A drive circuit of a traditional liquid crystal display device is typically in the form of an externally attached integrated circuit module, such as a widely used tape automated bonding package structure. However, with the development of low temperature poly silicon (LTPS) semiconductor thin-film transistors with high carrier mobility, an integrated circuit technology based on panel peripheries is becoming a focus. A typical application in this respect is gate driver on array (GOA) technology.
A GOA drive circuit uses an array process of a liquid crystal display device manufacturing process to manufacture a gate drive circuit on an array substrate, so as to realize a progressive scanning of pixel units. The GOA drive circuit can not only reduce welding operations for connecting an external integrated circuit and improve integration, but also improve productivity and lower production costs, and therefore is a preferred choice for small- and medium-sized liquid crystal display products such as mobile phones and PDAs.
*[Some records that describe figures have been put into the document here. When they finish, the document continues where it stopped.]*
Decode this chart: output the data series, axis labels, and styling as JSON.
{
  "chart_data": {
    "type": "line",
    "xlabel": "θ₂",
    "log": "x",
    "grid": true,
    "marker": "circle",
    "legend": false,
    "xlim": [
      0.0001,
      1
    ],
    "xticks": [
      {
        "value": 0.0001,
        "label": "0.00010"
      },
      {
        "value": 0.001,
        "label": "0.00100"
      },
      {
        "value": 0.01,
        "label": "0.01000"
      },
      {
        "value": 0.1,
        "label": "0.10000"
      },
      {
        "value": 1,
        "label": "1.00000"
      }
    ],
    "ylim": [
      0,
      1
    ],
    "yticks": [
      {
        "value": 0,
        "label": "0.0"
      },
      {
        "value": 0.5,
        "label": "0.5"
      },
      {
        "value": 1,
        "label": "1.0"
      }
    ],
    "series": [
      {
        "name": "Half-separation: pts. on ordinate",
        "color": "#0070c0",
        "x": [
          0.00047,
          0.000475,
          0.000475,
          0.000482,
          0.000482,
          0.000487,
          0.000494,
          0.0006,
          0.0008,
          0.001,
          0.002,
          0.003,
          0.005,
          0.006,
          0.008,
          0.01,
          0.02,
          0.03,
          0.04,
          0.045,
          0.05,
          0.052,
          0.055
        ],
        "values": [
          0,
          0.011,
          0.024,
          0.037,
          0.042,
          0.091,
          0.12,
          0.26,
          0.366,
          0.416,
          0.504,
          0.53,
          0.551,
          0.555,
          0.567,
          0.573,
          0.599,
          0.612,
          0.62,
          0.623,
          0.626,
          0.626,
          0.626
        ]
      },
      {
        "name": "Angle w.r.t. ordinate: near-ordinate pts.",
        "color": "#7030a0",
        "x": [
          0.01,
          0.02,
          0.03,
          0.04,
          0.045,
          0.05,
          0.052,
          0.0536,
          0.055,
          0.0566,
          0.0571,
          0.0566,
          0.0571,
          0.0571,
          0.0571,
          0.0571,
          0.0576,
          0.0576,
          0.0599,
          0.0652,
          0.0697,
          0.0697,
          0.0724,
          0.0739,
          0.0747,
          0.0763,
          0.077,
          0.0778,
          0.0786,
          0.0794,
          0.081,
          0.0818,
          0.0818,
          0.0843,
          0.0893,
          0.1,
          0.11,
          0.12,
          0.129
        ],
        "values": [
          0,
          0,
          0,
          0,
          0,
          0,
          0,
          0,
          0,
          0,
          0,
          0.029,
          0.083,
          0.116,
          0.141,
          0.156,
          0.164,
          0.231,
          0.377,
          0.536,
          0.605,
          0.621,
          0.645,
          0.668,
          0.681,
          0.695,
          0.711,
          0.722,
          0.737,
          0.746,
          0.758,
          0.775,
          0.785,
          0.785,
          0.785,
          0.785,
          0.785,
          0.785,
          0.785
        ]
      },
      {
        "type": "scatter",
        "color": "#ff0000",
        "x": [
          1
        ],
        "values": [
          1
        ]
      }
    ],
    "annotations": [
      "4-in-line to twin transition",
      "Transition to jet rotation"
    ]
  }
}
In addition, with the acceleration of a smart-up process of mobile phones, corresponding technological supports are required for touch control technology applied to small- and medium-sized liquid crystal display devices, and thus more requirements for drive circuits are put forward.
GOA drive circuits in the prior art have the following problems. On the one hand, parameters of a transistor have poor uniformity, and performance of the transistor may be affected after long-term work, which can further cause changes to the parameters. As a result, voltages at some key circuit nodes in the drive circuit may change, leading to a failure of a designed time sequence and function of the circuit in a severe case, and thus causing a failure of the entire GOA drive circuit. On the other hand, in a process of manufacturing the GOA drive circuit, short failures or open failures easily occur due to the presence of a large number of multistage circuits and transistors. In addition, repair difficulty of the circuit is high. Therefore, once such a failure occurs, a liquid crystal panel becomes a defective one, thereby badly affecting the yield rate of liquid crystal panels.